Roar will publish a first-person story about abortion, “My Abortion: A Daily Story,” every day for at least 365 days.
The following story comes from the 1 in 3 Campaign, a grassroot movement to start a conversation about abortion.
Marked by her family’s stories of botched abortions, and babies born deformed due to a legal system that refused to allow women to have abortion, Cait’s mother became a fierce pro-choice activist. When Cait was brutally assaulted, her mother borrowed the money and drove her to a safe state to have a clean, and safe abortion.
When Cait recounts her experience, she also tells her extraordinary mother’s story, as well as that of the aunt who didn’t live to tell her own.
In 1934, at the height of the Great Depression, my father’s half sister was married with two children. Her husband was unemployed, could not find a job and they were desperately poor. Then she found out she was pregnant. Her husband went crazy and demanded she “get rid of it.” Less than a week later she was dead from a botched abortion, leaving two small children motherless and a husband who blamed himself until the day he died.

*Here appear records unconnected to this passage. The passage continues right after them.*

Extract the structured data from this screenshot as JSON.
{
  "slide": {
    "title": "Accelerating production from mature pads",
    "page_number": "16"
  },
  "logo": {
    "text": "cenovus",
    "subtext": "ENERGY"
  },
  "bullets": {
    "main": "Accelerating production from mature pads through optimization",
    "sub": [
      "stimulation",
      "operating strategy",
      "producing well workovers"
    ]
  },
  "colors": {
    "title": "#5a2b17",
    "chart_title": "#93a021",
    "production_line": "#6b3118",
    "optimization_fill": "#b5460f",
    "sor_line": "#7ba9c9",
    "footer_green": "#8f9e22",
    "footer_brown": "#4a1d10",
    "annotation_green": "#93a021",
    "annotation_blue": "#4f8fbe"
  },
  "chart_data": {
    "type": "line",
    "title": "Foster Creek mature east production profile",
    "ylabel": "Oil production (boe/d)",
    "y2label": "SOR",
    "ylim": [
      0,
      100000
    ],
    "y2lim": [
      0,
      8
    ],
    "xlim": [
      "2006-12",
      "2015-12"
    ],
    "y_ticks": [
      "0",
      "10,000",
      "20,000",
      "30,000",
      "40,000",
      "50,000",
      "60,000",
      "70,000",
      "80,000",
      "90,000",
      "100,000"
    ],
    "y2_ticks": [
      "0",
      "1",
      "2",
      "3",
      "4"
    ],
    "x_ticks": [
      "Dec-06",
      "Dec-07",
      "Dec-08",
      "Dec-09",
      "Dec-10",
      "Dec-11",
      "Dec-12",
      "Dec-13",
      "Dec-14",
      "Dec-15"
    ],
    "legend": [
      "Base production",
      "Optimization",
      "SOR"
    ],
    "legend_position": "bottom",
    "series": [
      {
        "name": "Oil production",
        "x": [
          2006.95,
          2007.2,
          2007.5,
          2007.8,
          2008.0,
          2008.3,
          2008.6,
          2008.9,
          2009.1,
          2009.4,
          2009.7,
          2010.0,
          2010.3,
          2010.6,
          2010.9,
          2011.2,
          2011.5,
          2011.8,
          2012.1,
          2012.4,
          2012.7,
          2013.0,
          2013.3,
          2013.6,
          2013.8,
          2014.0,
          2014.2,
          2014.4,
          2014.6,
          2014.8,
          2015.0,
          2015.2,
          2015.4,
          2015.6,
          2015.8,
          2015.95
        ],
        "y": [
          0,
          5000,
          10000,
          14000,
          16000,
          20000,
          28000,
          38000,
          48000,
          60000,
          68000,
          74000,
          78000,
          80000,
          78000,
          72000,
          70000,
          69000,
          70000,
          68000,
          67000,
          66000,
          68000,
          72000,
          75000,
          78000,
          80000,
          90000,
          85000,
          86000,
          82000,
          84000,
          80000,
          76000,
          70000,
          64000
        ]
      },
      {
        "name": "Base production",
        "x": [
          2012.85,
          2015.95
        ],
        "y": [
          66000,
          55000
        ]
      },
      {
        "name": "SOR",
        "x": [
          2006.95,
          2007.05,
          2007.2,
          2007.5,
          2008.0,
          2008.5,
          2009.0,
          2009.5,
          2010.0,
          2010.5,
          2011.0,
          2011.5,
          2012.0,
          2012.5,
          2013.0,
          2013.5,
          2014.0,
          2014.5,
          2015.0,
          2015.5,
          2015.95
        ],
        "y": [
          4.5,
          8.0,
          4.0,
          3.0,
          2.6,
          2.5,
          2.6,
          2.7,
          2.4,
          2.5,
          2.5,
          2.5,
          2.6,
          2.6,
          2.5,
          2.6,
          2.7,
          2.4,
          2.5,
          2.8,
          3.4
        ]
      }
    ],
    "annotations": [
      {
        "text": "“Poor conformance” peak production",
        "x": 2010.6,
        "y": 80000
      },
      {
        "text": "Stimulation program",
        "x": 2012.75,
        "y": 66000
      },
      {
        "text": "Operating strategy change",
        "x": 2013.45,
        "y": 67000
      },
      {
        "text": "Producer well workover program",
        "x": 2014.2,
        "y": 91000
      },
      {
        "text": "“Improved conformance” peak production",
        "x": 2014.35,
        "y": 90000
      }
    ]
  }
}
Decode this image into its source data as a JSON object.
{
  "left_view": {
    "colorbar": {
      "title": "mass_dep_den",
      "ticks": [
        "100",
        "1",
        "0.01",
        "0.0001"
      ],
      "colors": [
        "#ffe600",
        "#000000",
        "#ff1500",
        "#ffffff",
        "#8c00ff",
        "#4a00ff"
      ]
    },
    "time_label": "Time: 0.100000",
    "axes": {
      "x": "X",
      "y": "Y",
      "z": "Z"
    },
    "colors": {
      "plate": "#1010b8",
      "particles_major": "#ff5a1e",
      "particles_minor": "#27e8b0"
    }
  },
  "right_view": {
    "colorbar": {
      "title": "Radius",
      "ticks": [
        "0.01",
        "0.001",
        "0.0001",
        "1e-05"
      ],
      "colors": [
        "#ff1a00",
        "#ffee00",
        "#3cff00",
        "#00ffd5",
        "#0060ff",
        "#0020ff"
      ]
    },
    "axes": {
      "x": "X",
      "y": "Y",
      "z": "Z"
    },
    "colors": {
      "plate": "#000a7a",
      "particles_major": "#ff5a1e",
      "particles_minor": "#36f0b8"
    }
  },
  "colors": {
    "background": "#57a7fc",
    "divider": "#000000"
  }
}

The family swept it under the rug, telling people she died from “dropsy”, scarlet fever and any other excuse they could come up with. I didn’t learn the truth until I was almost thirty years old, fifty years after she died.
My mother lived through the thalidomide scare in the late ’50s. She saw deformed babies born, forced into birth by a legal system that refused to allow their mothers to abort them. One such mother served with her on the PTA board of my elementary school. One of her friends contracted German measles early in pregnancy. She begged for an abortion and was turned down. She was forced into carrying the pregnancy to term and the baby was born horribly deformed. It only lived a few days.
These things scarred my mother and she became radically pro-choice and in the late ’60s became politically active for legalization.
Then, in 1970, when I was 17 years old, I was brutally assaulted, beaten and raped. I became pregnant as a result. On July 7, 1970, one week after abortion became legal in that state, my mother borrowed a thousand dollars from friends and put me in her car and drove me to Emporia, Kansas. I was hospitalized for three days after the abortion but it was clean, safe, I was cared for and it was LEGAL. More than anything she and I both were grateful that I was actually permitted to have it.
Over the course of the years after that, my mother personally funded several abortions; three of them were for her own granddaughters. Others were “pay it forward’s” in gratitude to the friend that funded mine.
In many ways I am glad that my mother is no longer alive to see what has happened in the same state that, over forty years ago, gave me a second chance at life; the same state that killed George Tiller and now forces women with anencephalic children to bear them. It would break her heart.